Vishy returned to the topic when asked about Magnus:
I think Magnus is showing that colours don’t matter. If you’re strong enough you just keep winning with both colours. I think all this colours is only for the other guys – Magnus just keeps on winning! Very impressive, especially given that he’s made +17 or whatever this year. It doesn’t matter that he’s +1, but I feel that Ding’s +2 should be worth something.
Vishy himself has -1 in classical chess, though he won a 4th Armageddon in the penultimate round:
Despite an opening debacle against Caruana in the Open Ruy Lopez in the previous round, Vishy stuck to his guns against Alexander Grischuk, and this time it paid off. A curious position arose after 18…h6:
Here Grischuk thought for 17 minutes and played the pretty 19.e6, but Anand said he’d checked this line to the end in his preparation, and after 19…fxe6 20.Qh5+ Kf8 21.Bf4 Qd5 it fizzled out into a 31 move draw.
The Armageddon was exciting from start to finish, with Grischuk surprising Anand with 12.b4!
The point was 12…cxb4 13.axb4 Nxb4 14.Be7!, but Vishy said of his 14…a5!, “I liked this exchange sac a lot”. Grischuk thought for 2 minutes 32 seconds before rejecting it with 15.c5!?, but Vishy had no criticism of his opponent’s time management (Grischuk started with 10 minutes to Anand’s 7, but had to win):
If you have a 3-minute advantage you shouldn’t play as if you have 7 minutes. You have to pose problems.
White did pose problems, but Vishy picked the perfect time to counterattack and “got the job done”, in his own words, in 40 moves.
That left the Indian no. 1 in 8th place, but very close to a respectable 50% for the tournament, while Grischuk is a distant last place and must be very glad the event will finally be over on Friday.
This was a match-up with relatively little at stake, but it was the day’s longest classical game as Shakhriyar Mamedyarov tried to squeeze out a win for 46 moves. After that he was forced to go all-out for a win in Armageddon, but his kingside attack never got going, and after a messy opening Wesley finally took control:
21…d4! hits the f4-pawn as well as weakening the white king, and after 22.Rc1 Qxf4 23.Rhd1 Qxh4 24.Nf3 Qxf2 White’s kingside pawns were no more. Later on Wesley took a draw in a won position, not for the first time in Stavanger this year, but it made no difference as he picked up the full Armageddon point.

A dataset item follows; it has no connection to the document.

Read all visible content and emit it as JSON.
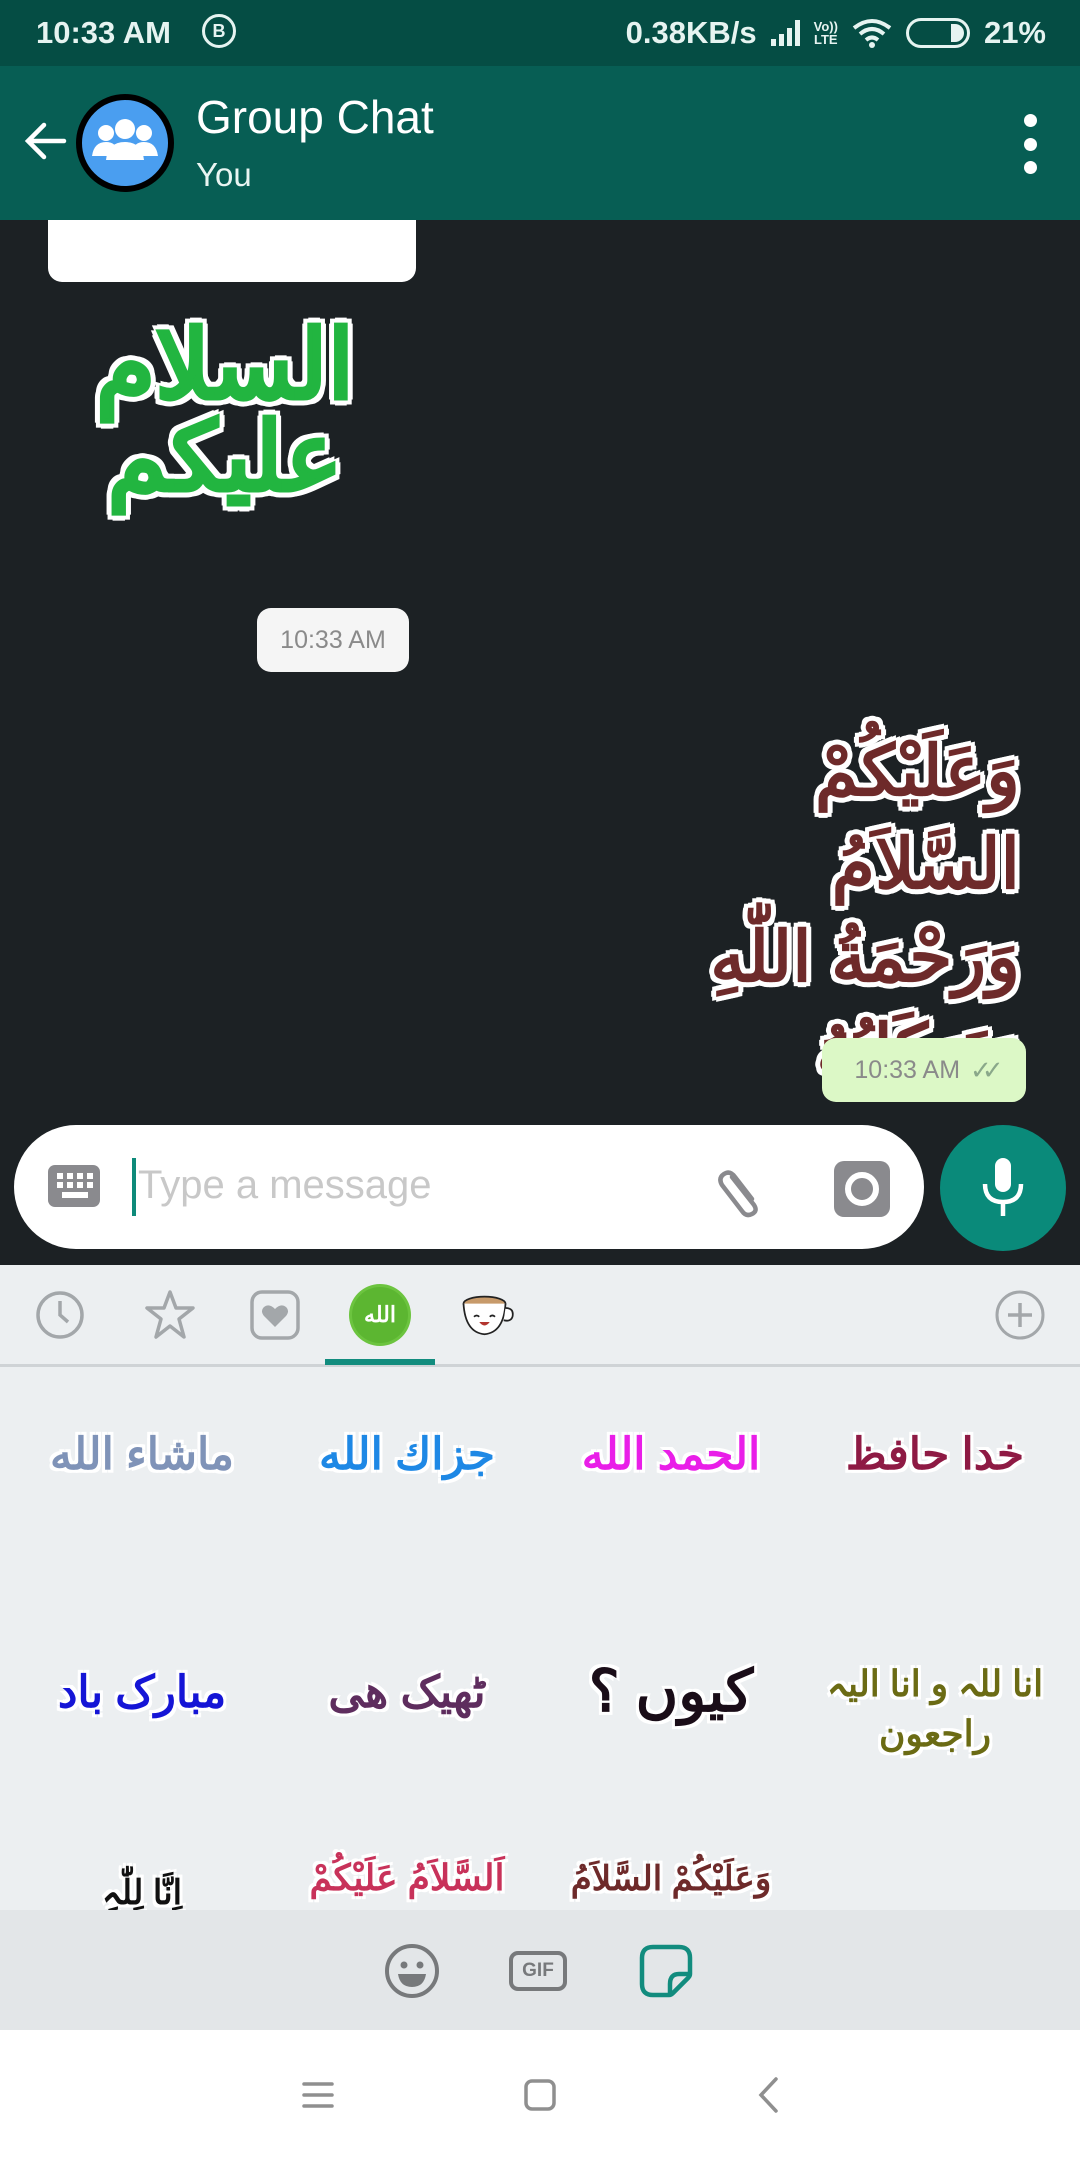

Despite it not having been a particularly impressive tournament for Wesley he’s now up into the tie for 3rd place, but as you can see, the tournament has been well and truly crushed by Magnus Carlsen, who’s won every one of his matches to go into the last round 4 points clear of Levon Aronian:
Once again, though, Caruana-Carlsen is an enthralling match-up regardless of the tournament situation. If Fabiano wins the classical game he’ll have finished ahead of Magnus on classical points. If he loses, the world no. 2 spot might be at stake. Of course a draw won’t be the end of the story, as Fabi would then face yet another speed chess playoff against the playoff king.